Lastly, come the most valued type of relationship, the “Brand Apostles” or “Raving Fans.” They see the value in their relationship with you, and all you do for them. They appreciate you making introductions, sharing useful information, and going out of your way to help them.

 

Apostle clients buy from you often, give you advice/ideas to improve your offerings, and go out of their way to refer others to you. These amazing people are a paltry 2-3% of all your customers. Same came be said of your relationship rolodex. These folks love how engaged you are, appreciate your continual efforts to nurture a stronger, more lasting relationship and reciprocate in kind

 

The approach to relationship-building using this 3 type of customer sales approach is to constantly strive to convert those Loyalists into Apostles.

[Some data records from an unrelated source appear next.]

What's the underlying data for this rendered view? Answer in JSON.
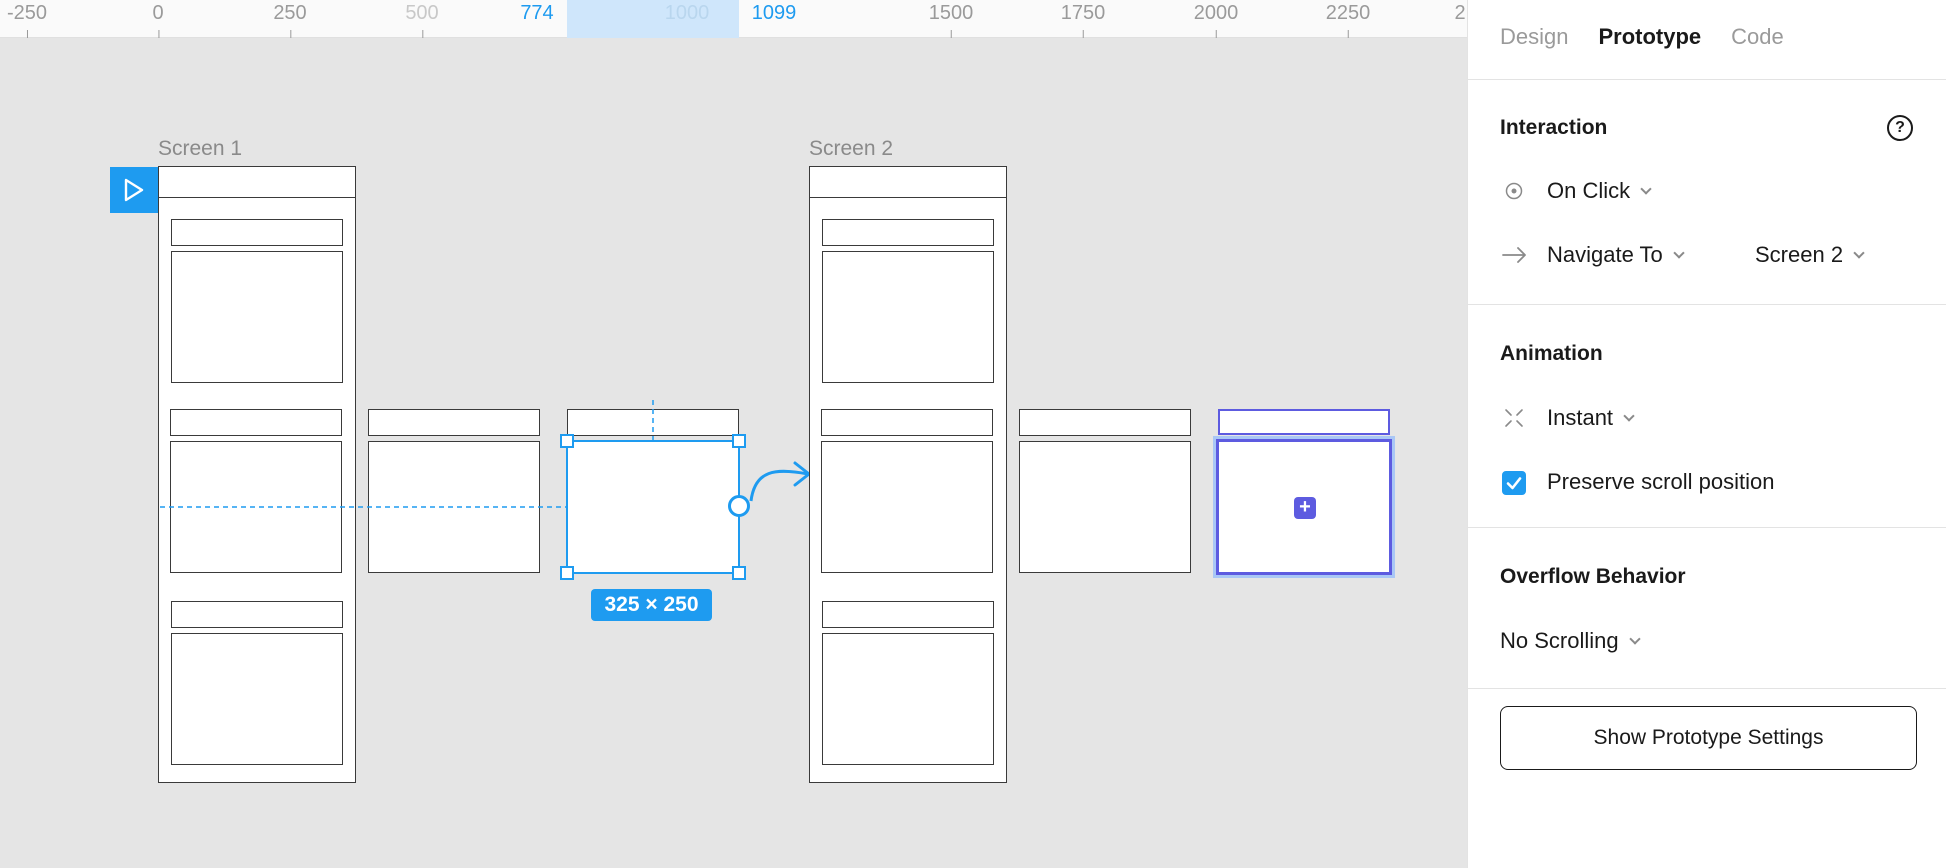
{
  "ruler": {
    "ticks": [
      "-250",
      "0",
      "250",
      "500",
      "774",
      "1000",
      "1099",
      "1500",
      "1750",
      "2000",
      "2250",
      "2"
    ]
  },
  "canvas": {
    "frames": [
      {
        "label": "Screen 1"
      },
      {
        "label": "Screen 2"
      }
    ],
    "selection_size": "325 × 250"
  },
  "panel": {
    "tabs": [
      "Design",
      "Prototype",
      "Code"
    ],
    "active_tab": "Prototype",
    "interaction": {
      "title": "Interaction",
      "help_glyph": "?",
      "trigger": "On Click",
      "action": "Navigate To",
      "destination": "Screen 2"
    },
    "animation": {
      "title": "Animation",
      "type": "Instant",
      "preserve_scroll_label": "Preserve scroll position",
      "preserve_scroll_checked": true
    },
    "overflow": {
      "title": "Overflow Behavior",
      "value": "No Scrolling"
    },
    "settings_button": "Show Prototype Settings"
  },
  "colors": {
    "accent": "#1e9bf0",
    "purple": "#5d5be0",
    "canvas_bg": "#e5e5e5"
  }
}
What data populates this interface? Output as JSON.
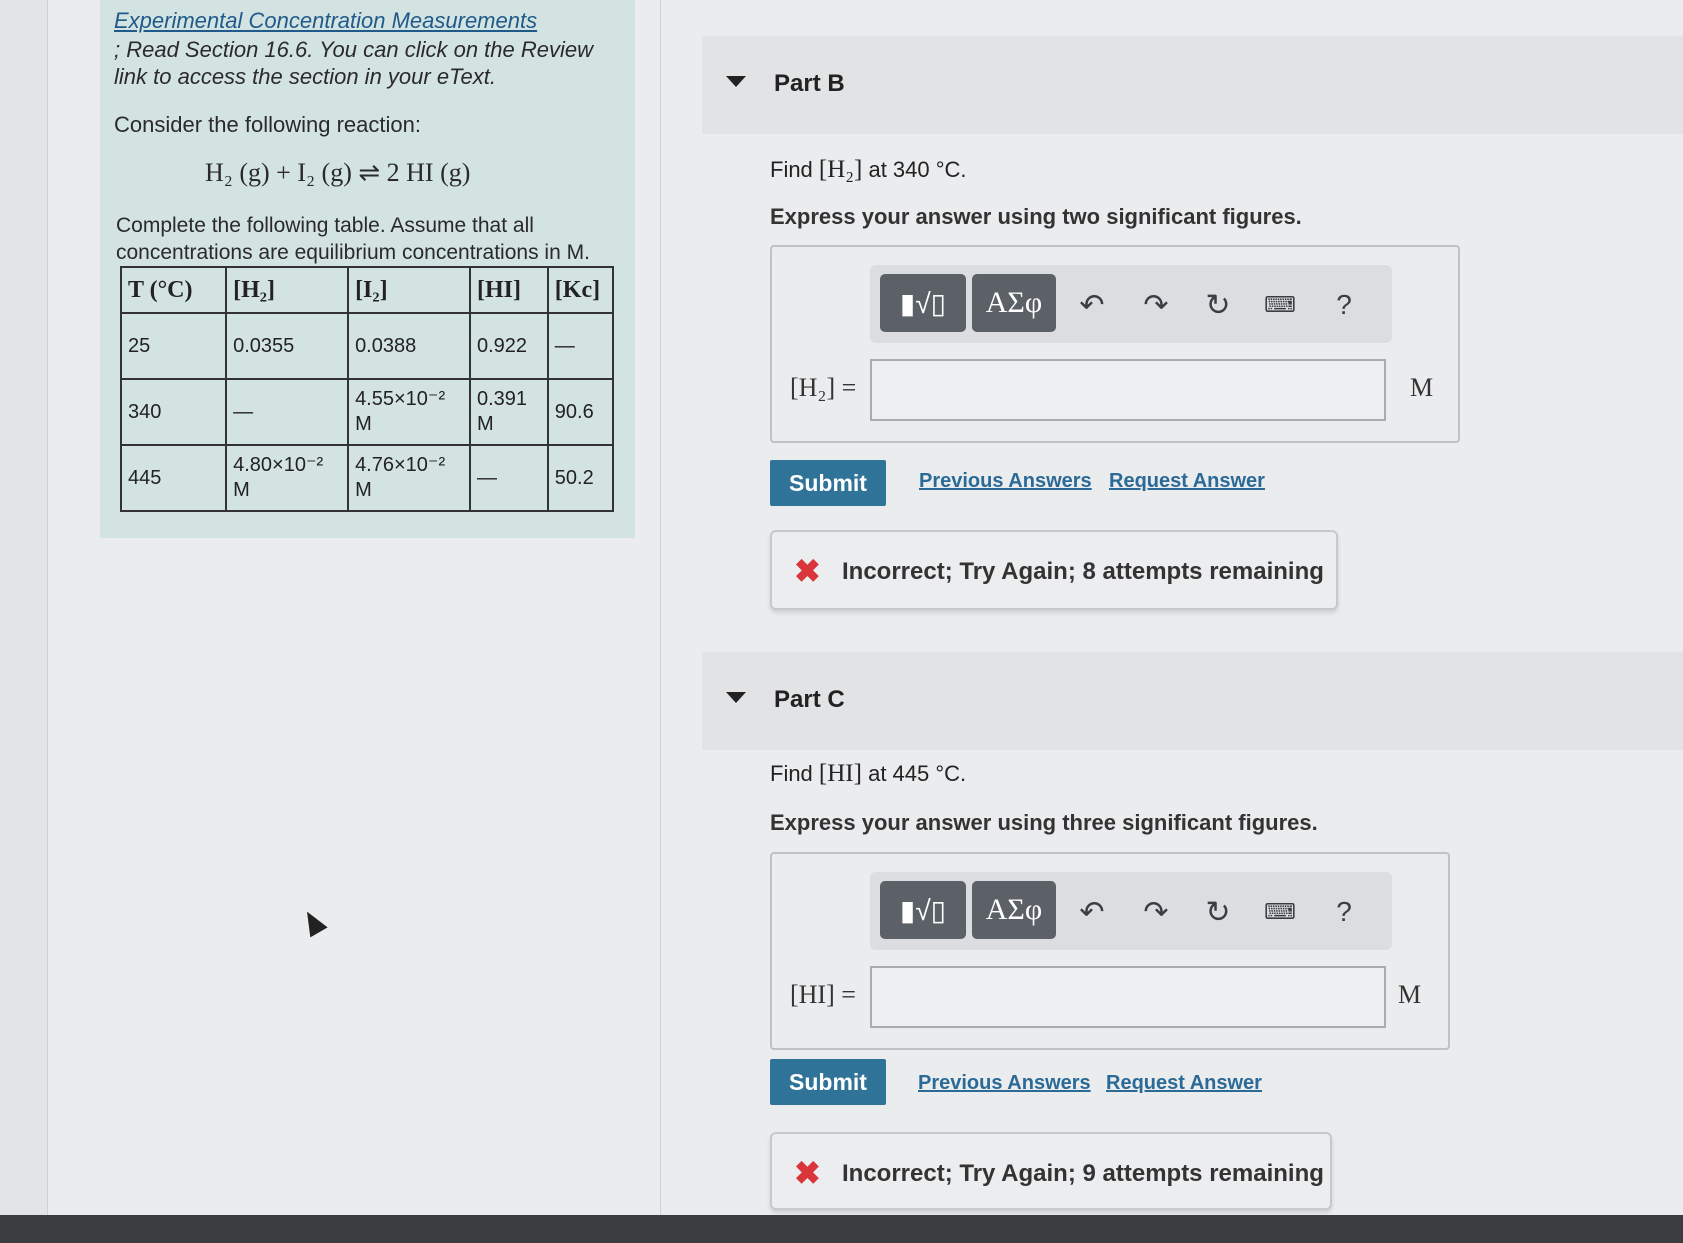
{
  "intro": {
    "review_link": "Experimental Concentration Measurements",
    "review_text": "; Read Section 16.6. You can click on the Review link to access the section in your eText.",
    "consider": "Consider the following reaction:",
    "equation": "H₂ (g) + I₂ (g) ⇌ 2 HI (g)",
    "instructions": "Complete the following table. Assume that all concentrations are equilibrium concentrations in M."
  },
  "table": {
    "headers": [
      "T (°C)",
      "[H₂]",
      "[I₂]",
      "[HI]",
      "[Kc]"
    ],
    "rows": [
      [
        "25",
        "0.0355",
        "0.0388",
        "0.922",
        "—"
      ],
      [
        "340",
        "—",
        "4.55×10⁻² M",
        "0.391 M",
        "90.6"
      ],
      [
        "445",
        "4.80×10⁻² M",
        "4.76×10⁻² M",
        "—",
        "50.2"
      ]
    ]
  },
  "toolbar": {
    "templates_label": "▮√▯",
    "symbols_label": "ΑΣφ",
    "undo_icon": "↶",
    "redo_icon": "↷",
    "reset_icon": "↻",
    "keyboard_icon": "⌨",
    "help_label": "?"
  },
  "part_b": {
    "title": "Part B",
    "find_prefix": "Find",
    "find_math": "[H₂]",
    "find_suffix": "at 340 °C.",
    "express": "Express your answer using two significant figures.",
    "answer_label": "[H₂] =",
    "answer_value": "",
    "unit": "M",
    "submit": "Submit",
    "previous_answers": "Previous Answers",
    "request_answer": "Request Answer",
    "feedback_icon": "✖",
    "feedback": "Incorrect; Try Again; 8 attempts remaining"
  },
  "part_c": {
    "title": "Part C",
    "find_prefix": "Find",
    "find_math": "[HI]",
    "find_suffix": "at 445 °C.",
    "express": "Express your answer using three significant figures.",
    "answer_label": "[HI] =",
    "answer_value": "",
    "unit": "M",
    "submit": "Submit",
    "previous_answers": "Previous Answers",
    "request_answer": "Request Answer",
    "feedback_icon": "✖",
    "feedback": "Incorrect; Try Again; 9 attempts remaining"
  },
  "colors": {
    "intro_bg": "#d3e3e1",
    "submit_bg": "#2f7498",
    "link": "#2b6a97",
    "error": "#d9353b"
  }
}
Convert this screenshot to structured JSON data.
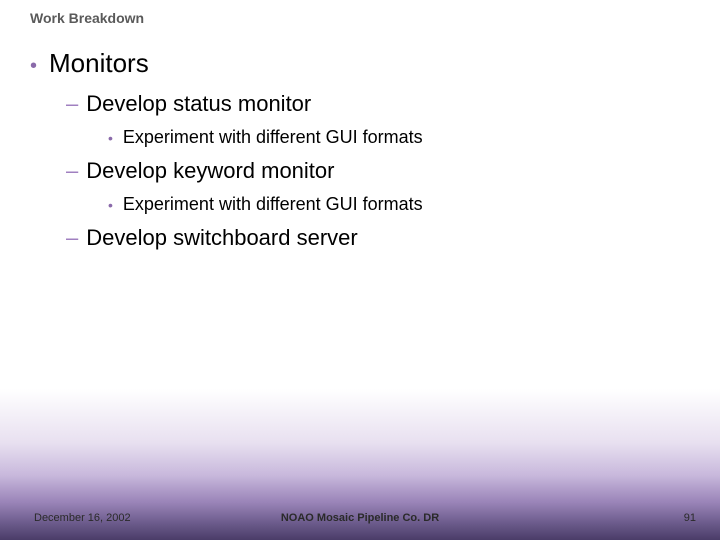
{
  "title": "Work Breakdown",
  "l1_label": "Monitors",
  "items": [
    {
      "label": "Develop status monitor",
      "sub": "Experiment with different GUI formats"
    },
    {
      "label": "Develop keyword monitor",
      "sub": "Experiment with different GUI formats"
    },
    {
      "label": "Develop switchboard server",
      "sub": null
    }
  ],
  "footer": {
    "date": "December 16, 2002",
    "center": "NOAO Mosaic Pipeline Co. DR",
    "page": "91"
  }
}
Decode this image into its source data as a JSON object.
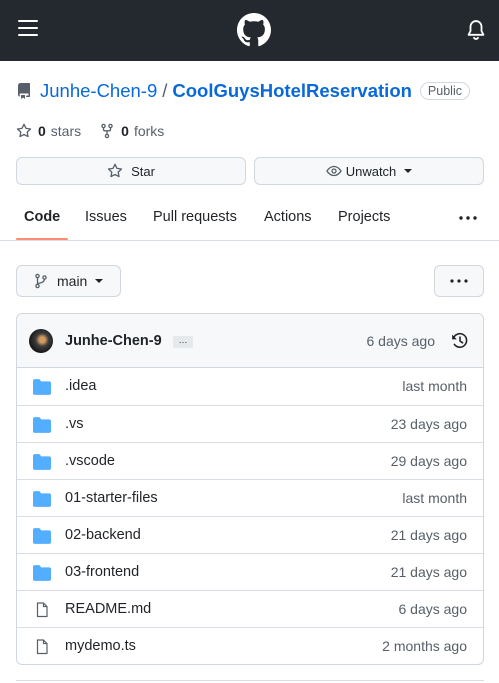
{
  "topbar": {
    "menu_icon": "hamburger-icon",
    "logo_icon": "github-logo",
    "notification_icon": "bell-icon"
  },
  "repo": {
    "owner": "Junhe-Chen-9",
    "separator": "/",
    "name": "CoolGuysHotelReservation",
    "visibility": "Public",
    "icon": "repo-icon"
  },
  "stats": {
    "stars_count": "0",
    "stars_label": "stars",
    "forks_count": "0",
    "forks_label": "forks"
  },
  "actions": {
    "star_label": "Star",
    "watch_label": "Unwatch"
  },
  "tabs": [
    {
      "label": "Code",
      "active": true
    },
    {
      "label": "Issues"
    },
    {
      "label": "Pull requests"
    },
    {
      "label": "Actions"
    },
    {
      "label": "Projects"
    }
  ],
  "branch": {
    "name": "main"
  },
  "commit": {
    "author": "Junhe-Chen-9",
    "ellipsis": "…",
    "time": "6 days ago"
  },
  "files": [
    {
      "name": ".idea",
      "type": "folder",
      "time": "last month"
    },
    {
      "name": ".vs",
      "type": "folder",
      "time": "23 days ago"
    },
    {
      "name": ".vscode",
      "type": "folder",
      "time": "29 days ago"
    },
    {
      "name": "01-starter-files",
      "type": "folder",
      "time": "last month"
    },
    {
      "name": "02-backend",
      "type": "folder",
      "time": "21 days ago"
    },
    {
      "name": "03-frontend",
      "type": "folder",
      "time": "21 days ago"
    },
    {
      "name": "README.md",
      "type": "file",
      "time": "6 days ago"
    },
    {
      "name": "mydemo.ts",
      "type": "file",
      "time": "2 months ago"
    }
  ],
  "colors": {
    "topbar_bg": "#24292f",
    "link": "#0969da",
    "folder": "#54aeff",
    "tab_underline": "#fd8c73"
  }
}
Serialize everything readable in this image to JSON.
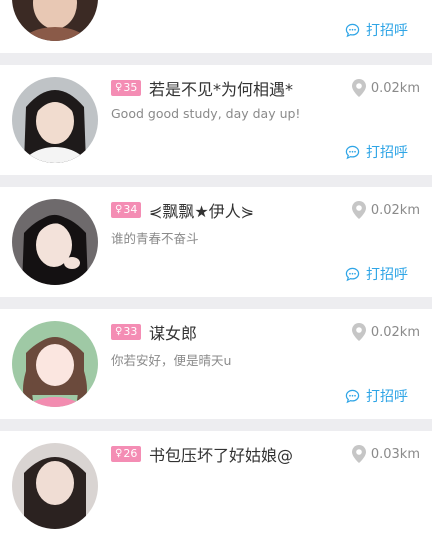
{
  "colors": {
    "accent_blue": "#2fa5e6",
    "badge_pink": "#f48db4",
    "page_bg": "#ededf0"
  },
  "icons": {
    "distance": "location-pin-icon",
    "greet": "chat-bubble-icon",
    "age": "female-symbol-icon"
  },
  "users": [
    {
      "age": "",
      "nickname": "",
      "signature": "",
      "distance": "",
      "greet_label": "打招呼"
    },
    {
      "age": "35",
      "nickname": "若是不见*为何相遇*",
      "signature": "Good good study, day day up!",
      "distance": "0.02km",
      "greet_label": "打招呼"
    },
    {
      "age": "34",
      "nickname": "⋞飘飘★伊人⋟",
      "signature": "谁的青春不奋斗",
      "distance": "0.02km",
      "greet_label": "打招呼"
    },
    {
      "age": "33",
      "nickname": "谋女郎",
      "signature": "你若安好，便是晴天u",
      "distance": "0.02km",
      "greet_label": "打招呼"
    },
    {
      "age": "26",
      "nickname": "书包压坏了好姑娘@",
      "signature": "",
      "distance": "0.03km",
      "greet_label": "打招呼"
    }
  ]
}
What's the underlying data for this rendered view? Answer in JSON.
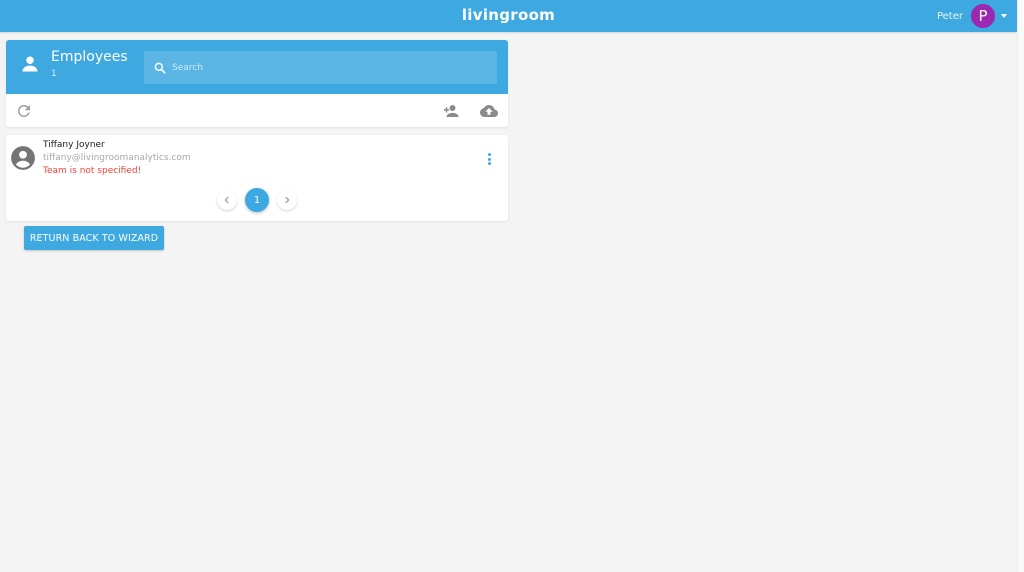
{
  "topbar": {
    "brand": "livingroom",
    "user_name": "Peter",
    "avatar_initial": "P",
    "avatar_color": "#9c27b0",
    "accent_color": "#3ea8e0"
  },
  "employees_panel": {
    "title": "Employees",
    "count": "1",
    "search_placeholder": "Search",
    "search_value": "",
    "toolbar_icons": [
      "refresh-icon",
      "add-user-icon",
      "cloud-upload-icon"
    ]
  },
  "employee_list": [
    {
      "name": "Tiffany Joyner",
      "email": "tiffany@livingroomanalytics.com",
      "warning": "Team is not specified!",
      "warning_color": "#f44336"
    }
  ],
  "pagination": {
    "current_page": "1"
  },
  "wizard_button_label": "RETURN BACK TO WIZARD"
}
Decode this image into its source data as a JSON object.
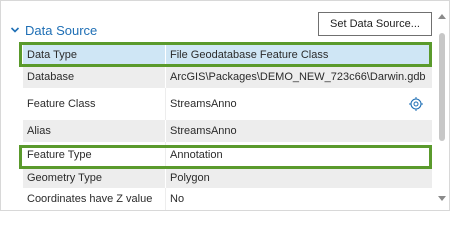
{
  "section": {
    "title": "Data Source",
    "set_button_label": "Set Data Source..."
  },
  "rows": [
    {
      "label": "Data Type",
      "value": "File Geodatabase Feature Class"
    },
    {
      "label": "Database",
      "value": "ArcGIS\\Packages\\DEMO_NEW_723c66\\Darwin.gdb"
    },
    {
      "label": "Feature Class",
      "value": "StreamsAnno"
    },
    {
      "label": "Alias",
      "value": "StreamsAnno"
    },
    {
      "label": "Feature Type",
      "value": "Annotation"
    },
    {
      "label": "Geometry Type",
      "value": "Polygon"
    },
    {
      "label": "Coordinates have Z value",
      "value": "No"
    }
  ],
  "icons": {
    "section_toggle": "chevron-down-icon",
    "feature_class_action": "locate-crosshair-icon",
    "scroll_up": "arrow-up-icon",
    "scroll_down": "arrow-down-icon"
  },
  "colors": {
    "accent": "#1f6fb5",
    "highlight_outline": "#5a9a2c",
    "selected_row": "#cfe6f5",
    "alt_row": "#ededed"
  }
}
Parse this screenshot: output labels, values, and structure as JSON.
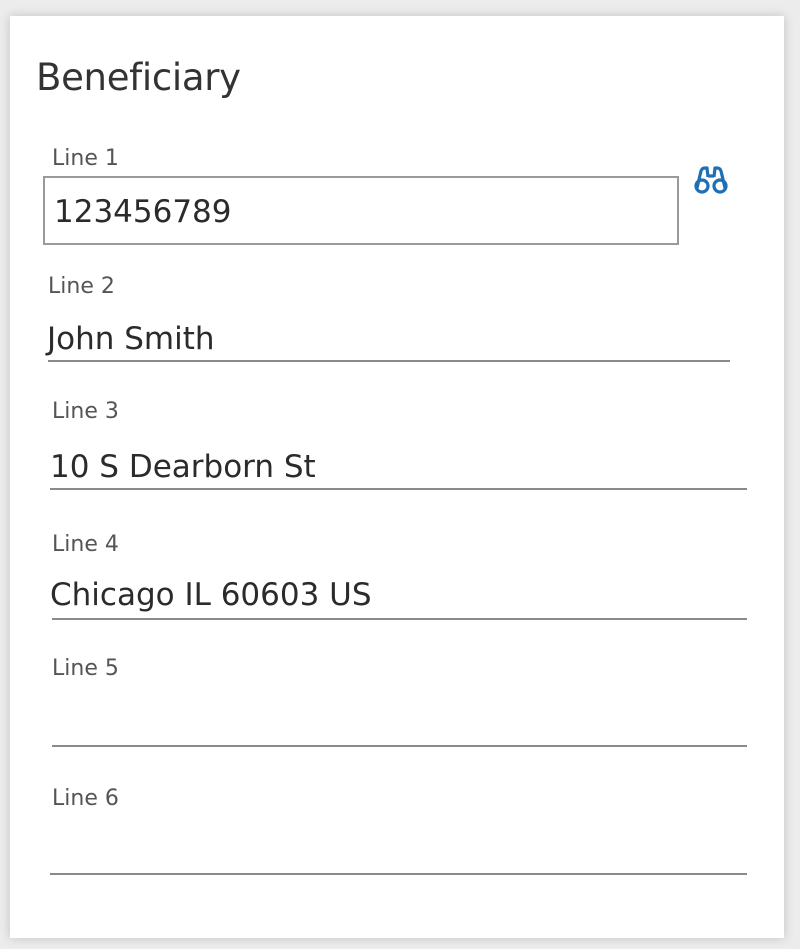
{
  "panel": {
    "title": "Beneficiary"
  },
  "fields": {
    "line1": {
      "label": "Line 1",
      "value": "123456789"
    },
    "line2": {
      "label": "Line 2",
      "value": "John Smith"
    },
    "line3": {
      "label": "Line 3",
      "value": "10 S Dearborn St"
    },
    "line4": {
      "label": "Line 4",
      "value": "Chicago IL 60603 US"
    },
    "line5": {
      "label": "Line 5",
      "value": ""
    },
    "line6": {
      "label": "Line 6",
      "value": ""
    }
  },
  "icons": {
    "lookup": "binoculars-icon"
  },
  "colors": {
    "icon_blue": "#1f6fb5",
    "text": "#2b2b2b",
    "label": "#555555"
  }
}
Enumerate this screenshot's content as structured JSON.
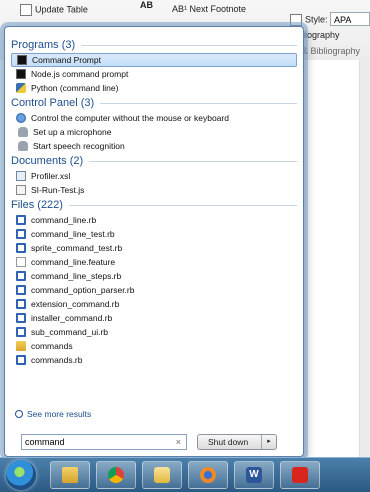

Start by developing a list of twelve (12) Loyalist folks you already know as your plan to convert into Apostles/Raving Fans in 2017.

 

Next, write down the names of 3-4 existing Apostles. Write down everything it took to find them, engage them, and nurture that relationship to the point it’s at now. Now go to your list of Loyalists. You have your plan to convert them into Apostles. Note that research shows you’ll be successful about 50% of the time in your conversion efforts. So you’ll need to constantly be on the lookout for new Loyalists.

 

There you have it. Do away with that outdated 20th century concept of networking, by approaching your future relationships with a more strategic, thoughtful and value-driven mindset.